LLMs are good at generating code, but that code should run in an isolated environment. This quickstart shows the common pattern: expose a run_python tool to the model, execute tool calls in Runra, and return stdout/stderr back to the model.

  • Completed the Quickstart.
  • RUNRA_API_KEY set in your environment.
  • An LLM provider API key, such as OPENAI_API_KEY.
Terminal window
npm install runra openai
# or
bun add runra openai
import OpenAI from "openai";
import { Sandbox } from "runra";
const openai = new OpenAI({ apiKey: process.env.OPENAI_API_KEY });
const sbx = await Sandbox.create({ timeout: 600 });
async function runPython(code: string) {
const execution = await sbx.runCode(code, { timeoutMs: 60_000 });
return JSON.stringify({
stdout: execution.logs.stdout,
stderr: execution.logs.stderr,
result: execution.text,
error: execution.error
? `${execution.error.name}: ${execution.error.value}`
: null,
});
}
const tools = [
{
type: "function" as const,
function: {
name: "run_python",
description: "Run Python code in an isolated Runra sandbox.",
parameters: {
type: "object",
properties: {
code: {
type: "string",
description: "Python code to execute.",
},
},
required: ["code"],
},
},
},
];
const messages: OpenAI.Chat.Completions.ChatCompletionMessageParam[] = [
{
role: "user",
content: "Use Python to calculate the mean of [3, 5, 8, 13].",
},
];
try {
const first = await openai.chat.completions.create({
model: "gpt-4o-mini",
messages,
tools,
});
const assistantMessage = first.choices[0]?.message;
if (!assistantMessage) throw new Error("No assistant message returned");
messages.push(assistantMessage);
for (const call of assistantMessage.tool_calls ?? []) {
if (call.function.name !== "run_python") continue;
const args = JSON.parse(call.function.arguments) as { code: string };
const output = await runPython(args.code);
messages.push({
role: "tool",
tool_call_id: call.id,
content: output,
});
}
const final = await openai.chat.completions.create({
model: "gpt-4o-mini",
messages,
});
console.log(final.choices[0]?.message.content);
} finally {
await sbx.kill();
}
  • Keep tool inputs small and explicit.

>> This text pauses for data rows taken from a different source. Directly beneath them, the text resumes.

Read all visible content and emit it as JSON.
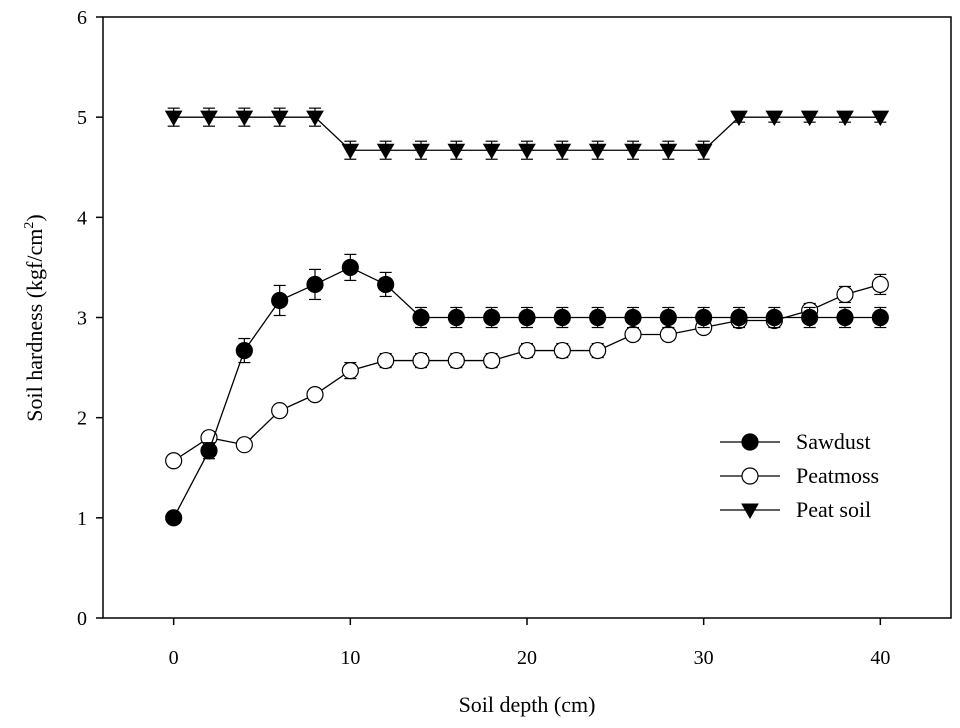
{
  "chart_data": {
    "type": "line",
    "title": "",
    "xlabel": "Soil depth (cm)",
    "ylabel_main": "Soil hardness (kgf/cm",
    "ylabel_sup": "2",
    "ylabel_close": ")",
    "xlim": [
      -4,
      44
    ],
    "ylim": [
      0,
      6
    ],
    "xticks": [
      0,
      10,
      20,
      30,
      40
    ],
    "yticks": [
      0,
      1,
      2,
      3,
      4,
      5,
      6
    ],
    "xtick_labels": [
      "0",
      "10",
      "20",
      "30",
      "40"
    ],
    "ytick_labels": [
      "0",
      "1",
      "2",
      "3",
      "4",
      "5",
      "6"
    ],
    "grid": false,
    "legend_position": "right",
    "x": [
      0,
      2,
      4,
      6,
      8,
      10,
      12,
      14,
      16,
      18,
      20,
      22,
      24,
      26,
      28,
      30,
      32,
      34,
      36,
      38,
      40
    ],
    "series": [
      {
        "name": "Sawdust",
        "marker": "filled-circle",
        "values": [
          1.0,
          1.67,
          2.67,
          3.17,
          3.33,
          3.5,
          3.33,
          3.0,
          3.0,
          3.0,
          3.0,
          3.0,
          3.0,
          3.0,
          3.0,
          3.0,
          3.0,
          3.0,
          3.0,
          3.0,
          3.0
        ],
        "errors": [
          0,
          0.08,
          0.12,
          0.15,
          0.15,
          0.13,
          0.12,
          0.1,
          0.1,
          0.1,
          0.1,
          0.1,
          0.1,
          0.1,
          0.1,
          0.1,
          0.1,
          0.1,
          0.1,
          0.1,
          0.1
        ]
      },
      {
        "name": "Peatmoss",
        "marker": "open-circle",
        "values": [
          1.57,
          1.8,
          1.73,
          2.07,
          2.23,
          2.47,
          2.57,
          2.57,
          2.57,
          2.57,
          2.67,
          2.67,
          2.67,
          2.83,
          2.83,
          2.9,
          2.97,
          2.97,
          3.07,
          3.23,
          3.33
        ],
        "errors": [
          0,
          0.06,
          0,
          0.05,
          0.05,
          0.08,
          0.07,
          0.07,
          0.07,
          0.07,
          0.07,
          0.07,
          0.07,
          0.06,
          0.06,
          0.05,
          0.05,
          0.05,
          0.07,
          0.08,
          0.1
        ]
      },
      {
        "name": "Peat soil",
        "marker": "filled-triangle-down",
        "values": [
          5.0,
          5.0,
          5.0,
          5.0,
          5.0,
          4.67,
          4.67,
          4.67,
          4.67,
          4.67,
          4.67,
          4.67,
          4.67,
          4.67,
          4.67,
          4.67,
          5.0,
          5.0,
          5.0,
          5.0,
          5.0
        ],
        "errors": [
          0.09,
          0.09,
          0.09,
          0.09,
          0.09,
          0.09,
          0.09,
          0.09,
          0.09,
          0.09,
          0.09,
          0.09,
          0.09,
          0.09,
          0.09,
          0.09,
          0.05,
          0.05,
          0.05,
          0.05,
          0.05
        ]
      }
    ]
  }
}
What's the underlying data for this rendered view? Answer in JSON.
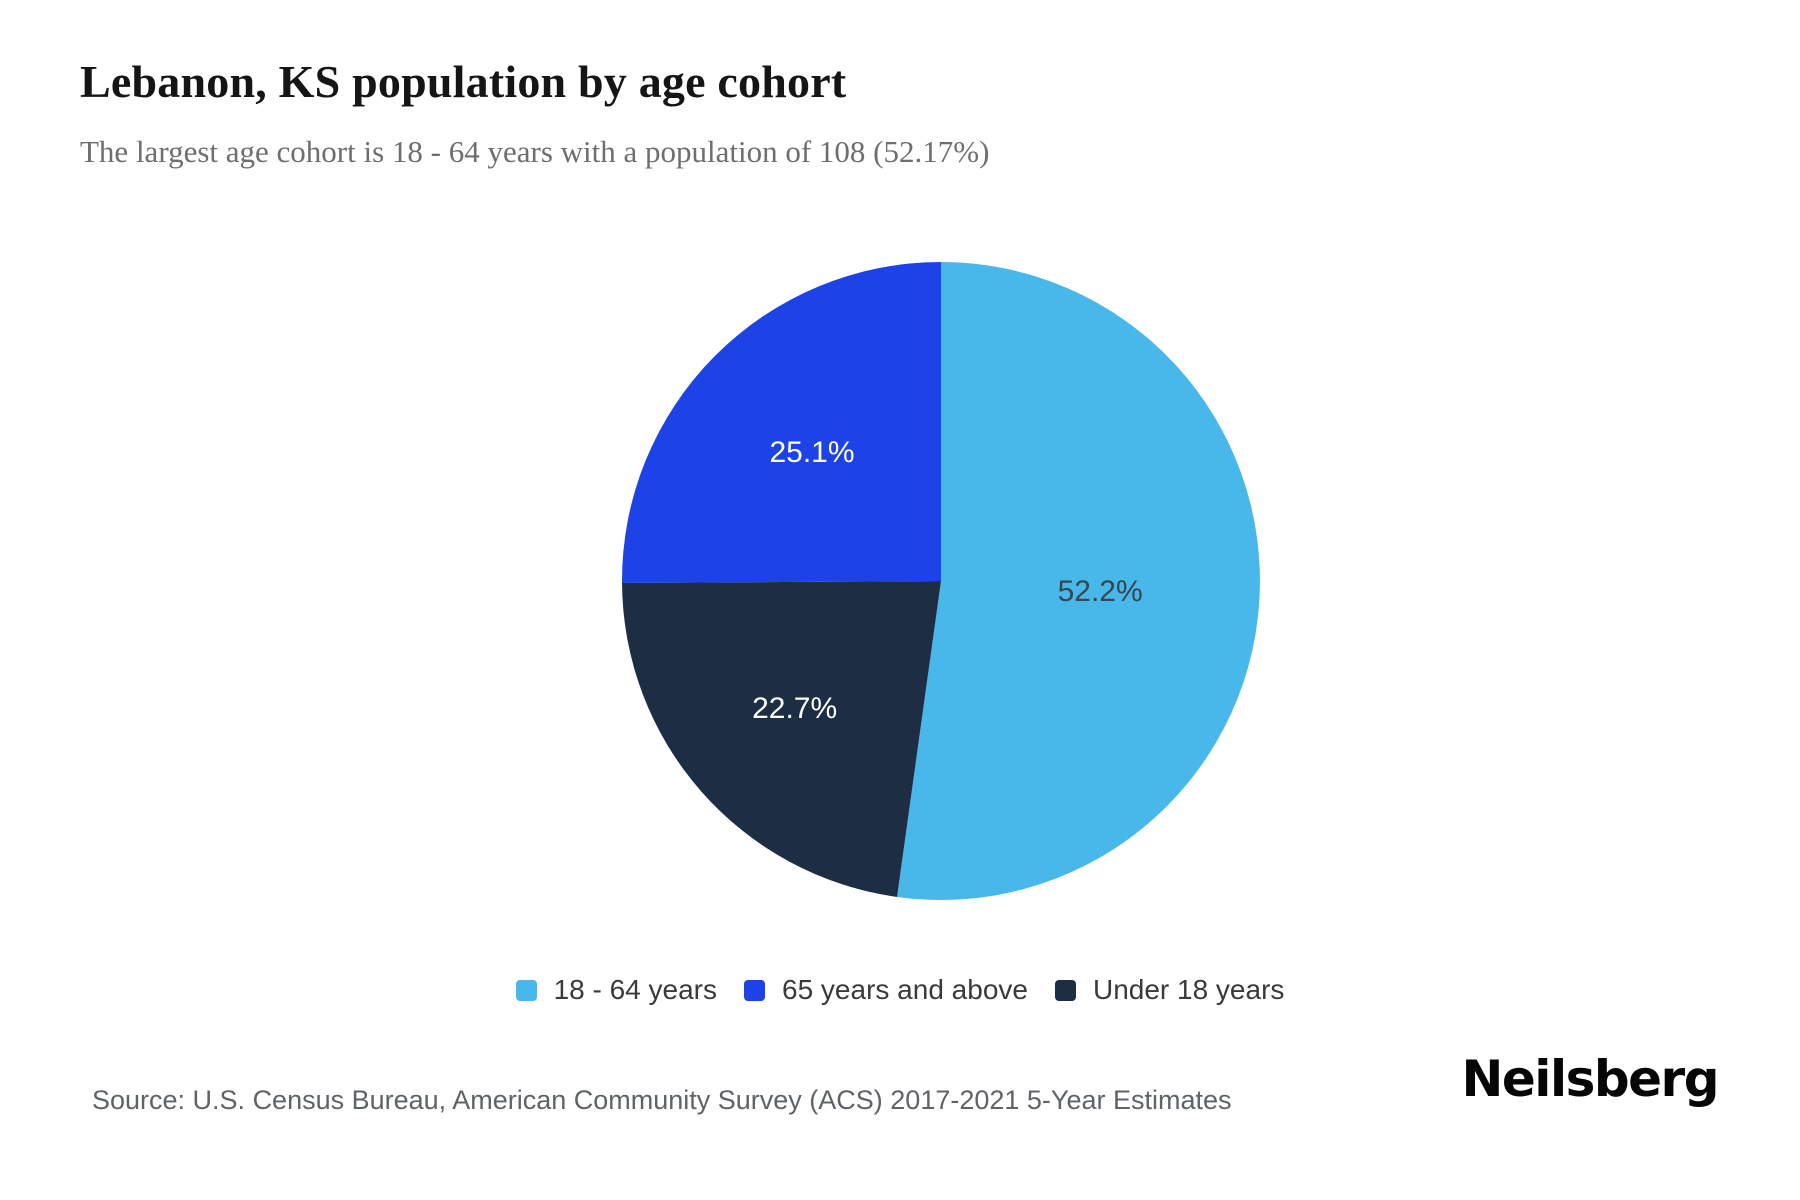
{
  "header": {
    "title": "Lebanon, KS population by age cohort",
    "subtitle": "The largest age cohort is 18 - 64 years with a population of 108 (52.17%)"
  },
  "chart_data": {
    "type": "pie",
    "title": "Lebanon, KS population by age cohort",
    "subtitle": "The largest age cohort is 18 - 64 years with a population of 108 (52.17%)",
    "unit": "percent of total population",
    "start_angle_deg": 0,
    "direction": "clockwise",
    "slices": [
      {
        "label": "18 - 64 years",
        "value": 52.2,
        "data_label": "52.2%",
        "color": "#48b7e9",
        "label_color": "#37464f"
      },
      {
        "label": "Under 18 years",
        "value": 22.7,
        "data_label": "22.7%",
        "color": "#1d2e44",
        "label_color": "#ffffff"
      },
      {
        "label": "65 years and above",
        "value": 25.1,
        "data_label": "25.1%",
        "color": "#1c42e8",
        "label_color": "#ffffff"
      }
    ],
    "legend": {
      "position": "bottom",
      "items": [
        {
          "label": "18 - 64 years",
          "color": "#48b7e9"
        },
        {
          "label": "65 years and above",
          "color": "#1c42e8"
        },
        {
          "label": "Under 18 years",
          "color": "#1d2e44"
        }
      ]
    },
    "largest_cohort": {
      "label": "18 - 64 years",
      "population": 108,
      "share_pct": 52.17
    }
  },
  "footer": {
    "source": "Source: U.S. Census Bureau, American Community Survey (ACS) 2017-2021 5-Year Estimates",
    "brand": "Neilsberg"
  },
  "colors": {
    "accent_light_blue": "#48b7e9",
    "accent_blue": "#1c42e8",
    "accent_navy": "#1d2e44",
    "background": "#ffffff"
  }
}
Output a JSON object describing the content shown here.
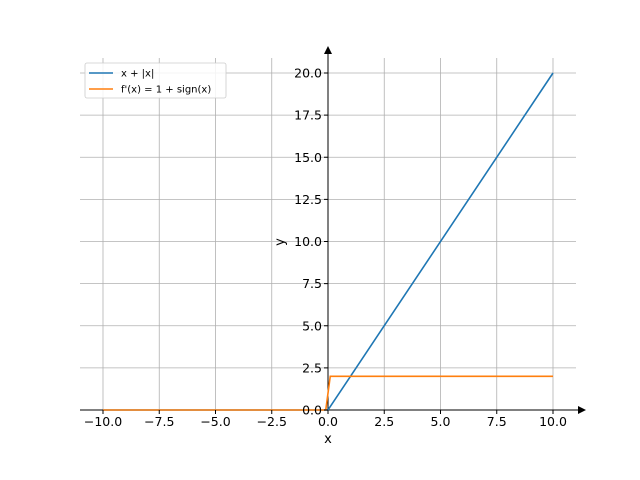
{
  "chart_data": {
    "type": "line",
    "xlabel": "x",
    "ylabel": "y",
    "xlim": [
      -11,
      11
    ],
    "ylim": [
      0,
      20
    ],
    "xticks": [
      -10,
      -7.5,
      -5,
      -2.5,
      0,
      2.5,
      5,
      7.5,
      10
    ],
    "xtick_labels": [
      "−10.0",
      "−7.5",
      "−5.0",
      "−2.5",
      "0.0",
      "2.5",
      "5.0",
      "7.5",
      "10.0"
    ],
    "yticks": [
      0,
      2.5,
      5,
      7.5,
      10,
      12.5,
      15,
      17.5,
      20
    ],
    "ytick_labels": [
      "0.0",
      "2.5",
      "5.0",
      "7.5",
      "10.0",
      "12.5",
      "15.0",
      "17.5",
      "20.0"
    ],
    "grid": true,
    "legend_position": "top-left",
    "series": [
      {
        "name": "x + |x|",
        "color": "#1f77b4",
        "points": [
          [
            -10,
            0
          ],
          [
            0,
            0
          ],
          [
            10,
            20
          ]
        ]
      },
      {
        "name": "f'(x) = 1 + sign(x)",
        "color": "#ff7f0e",
        "points": [
          [
            -10,
            0
          ],
          [
            -0.1,
            0
          ],
          [
            0.1,
            2
          ],
          [
            10,
            2
          ]
        ]
      }
    ]
  }
}
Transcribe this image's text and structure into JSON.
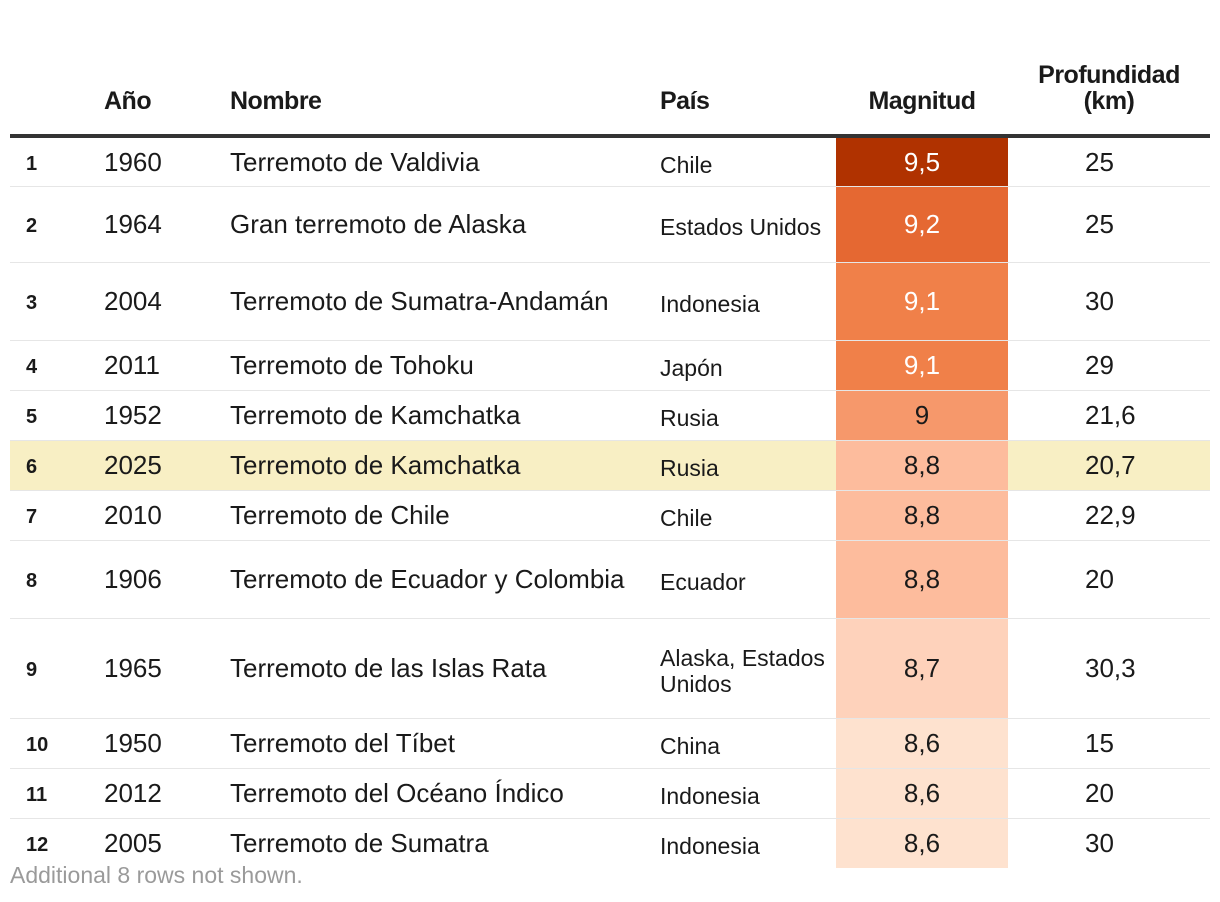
{
  "chart_data": {
    "type": "table",
    "columns": [
      "",
      "Año",
      "Nombre",
      "País",
      "Magnitud",
      "Profundidad (km)"
    ],
    "rows": [
      {
        "rank": "1",
        "year": "1960",
        "name": "Terremoto de Valdivia",
        "country": "Chile",
        "magnitude": "9,5",
        "depth": "25"
      },
      {
        "rank": "2",
        "year": "1964",
        "name": "Gran terremoto de Alaska",
        "country": "Estados Unidos",
        "magnitude": "9,2",
        "depth": "25"
      },
      {
        "rank": "3",
        "year": "2004",
        "name": "Terremoto de Sumatra-Andamán",
        "country": "Indonesia",
        "magnitude": "9,1",
        "depth": "30"
      },
      {
        "rank": "4",
        "year": "2011",
        "name": "Terremoto de Tohoku",
        "country": "Japón",
        "magnitude": "9,1",
        "depth": "29"
      },
      {
        "rank": "5",
        "year": "1952",
        "name": "Terremoto de Kamchatka",
        "country": "Rusia",
        "magnitude": "9",
        "depth": "21,6"
      },
      {
        "rank": "6",
        "year": "2025",
        "name": "Terremoto de Kamchatka",
        "country": "Rusia",
        "magnitude": "8,8",
        "depth": "20,7"
      },
      {
        "rank": "7",
        "year": "2010",
        "name": "Terremoto de Chile",
        "country": "Chile",
        "magnitude": "8,8",
        "depth": "22,9"
      },
      {
        "rank": "8",
        "year": "1906",
        "name": "Terremoto de Ecuador y Colombia",
        "country": "Ecuador",
        "magnitude": "8,8",
        "depth": "20"
      },
      {
        "rank": "9",
        "year": "1965",
        "name": "Terremoto de las Islas Rata",
        "country": "Alaska, Estados Unidos",
        "magnitude": "8,7",
        "depth": "30,3"
      },
      {
        "rank": "10",
        "year": "1950",
        "name": "Terremoto del Tíbet",
        "country": "China",
        "magnitude": "8,6",
        "depth": "15"
      },
      {
        "rank": "11",
        "year": "2012",
        "name": "Terremoto del Océano Índico",
        "country": "Indonesia",
        "magnitude": "8,6",
        "depth": "20"
      },
      {
        "rank": "12",
        "year": "2005",
        "name": "Terremoto de Sumatra",
        "country": "Indonesia",
        "magnitude": "8,6",
        "depth": "30"
      }
    ],
    "highlighted_row_rank": "6",
    "footnote": "Additional 8 rows not shown."
  },
  "colors": {
    "highlight_row": "#f8efc4",
    "magnitude_scale": {
      "9,5": "#b03200",
      "9,2": "#e56832",
      "9,1": "#f08049",
      "9": "#f6986b",
      "8,8": "#fdbc9d",
      "8,7": "#fed2bb",
      "8,6": "#fee2cf"
    },
    "magnitude_text_light": "#ffffff",
    "magnitude_text_dark": "#1a1a1a"
  }
}
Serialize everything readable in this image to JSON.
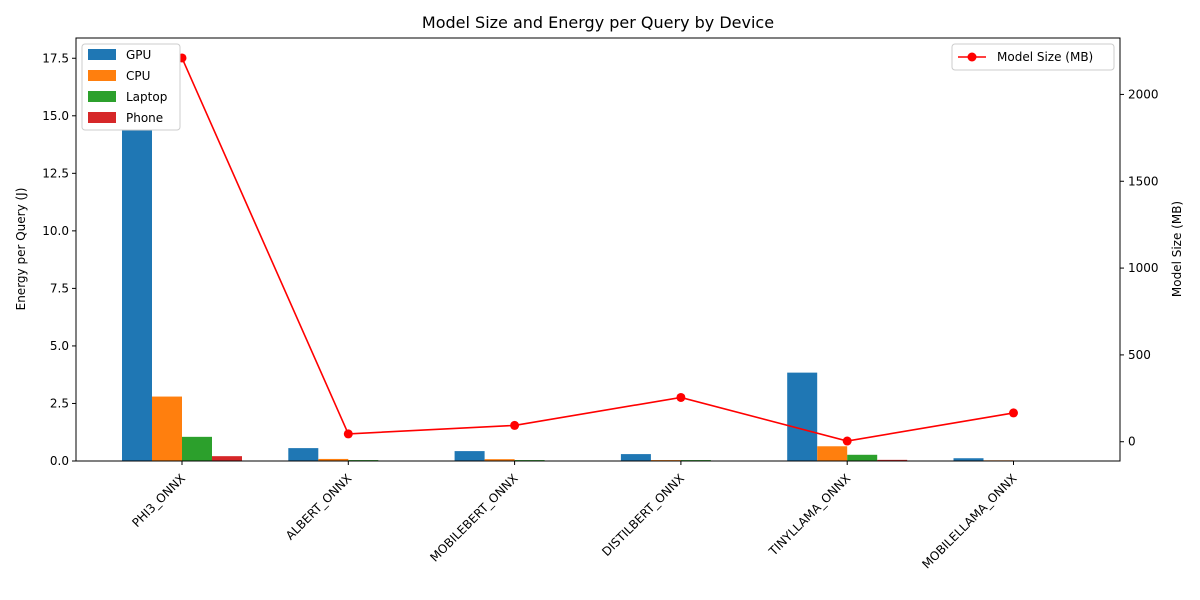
{
  "chart_data": {
    "type": "bar",
    "title": "Model Size and Energy per Query by Device",
    "ylabel": "Energy per Query (J)",
    "y2label": "Model Size (MB)",
    "categories": [
      "PHI3_ONNX",
      "ALBERT_ONNX",
      "MOBILEBERT_ONNX",
      "DISTILBERT_ONNX",
      "TINYLLAMA_ONNX",
      "MOBILELLAMA_ONNX"
    ],
    "series": [
      {
        "name": "GPU",
        "color": "#1f77b4",
        "values": [
          17.5,
          0.56,
          0.43,
          0.3,
          3.84,
          0.12
        ]
      },
      {
        "name": "CPU",
        "color": "#ff7f0e",
        "values": [
          2.8,
          0.09,
          0.08,
          0.04,
          0.64,
          0.03
        ]
      },
      {
        "name": "Laptop",
        "color": "#2ca02c",
        "values": [
          1.05,
          0.04,
          0.04,
          0.04,
          0.27,
          0.01
        ]
      },
      {
        "name": "Phone",
        "color": "#d62728",
        "values": [
          0.21,
          0.0,
          0.0,
          0.0,
          0.05,
          0.0
        ]
      }
    ],
    "line_series": {
      "name": "Model Size (MB)",
      "color": "red",
      "values": [
        2210,
        45,
        94,
        255,
        4,
        166
      ]
    },
    "ylim": [
      0,
      18.38
    ],
    "y2lim": [
      -111,
      2325
    ],
    "yticks": [
      "0.0",
      "2.5",
      "5.0",
      "7.5",
      "10.0",
      "12.5",
      "15.0",
      "17.5"
    ],
    "ytick_values": [
      0,
      2.5,
      5,
      7.5,
      10,
      12.5,
      15,
      17.5
    ],
    "y2ticks": [
      "0",
      "500",
      "1000",
      "1500",
      "2000"
    ],
    "y2tick_values": [
      0,
      500,
      1000,
      1500,
      2000
    ],
    "legend_bars_placement": "upper-left",
    "legend_line_placement": "upper-right",
    "grid": false
  }
}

A code string plus optional timeoutMs is usually enough.
  • Return structured JSON with stdout, stderr, result, and error so the model can recover from failures.
  • Set execution timeouts. Do not let arbitrary code run forever.
  • Reuse one sandbox for a multi-step conversation when you want variables and files to persist between tool calls.
  • Kill the sandbox at the end of the request, job, or conversation.

Variables from runCode() persist in the default execution context:

await sbx.runCode("x = 41");
const result = await sbx.runCode("x += 1; x");
console.log(result.text); // 42

For longer-lived agents, store generated files under /home/user and use file upload/download for durable inputs and outputs.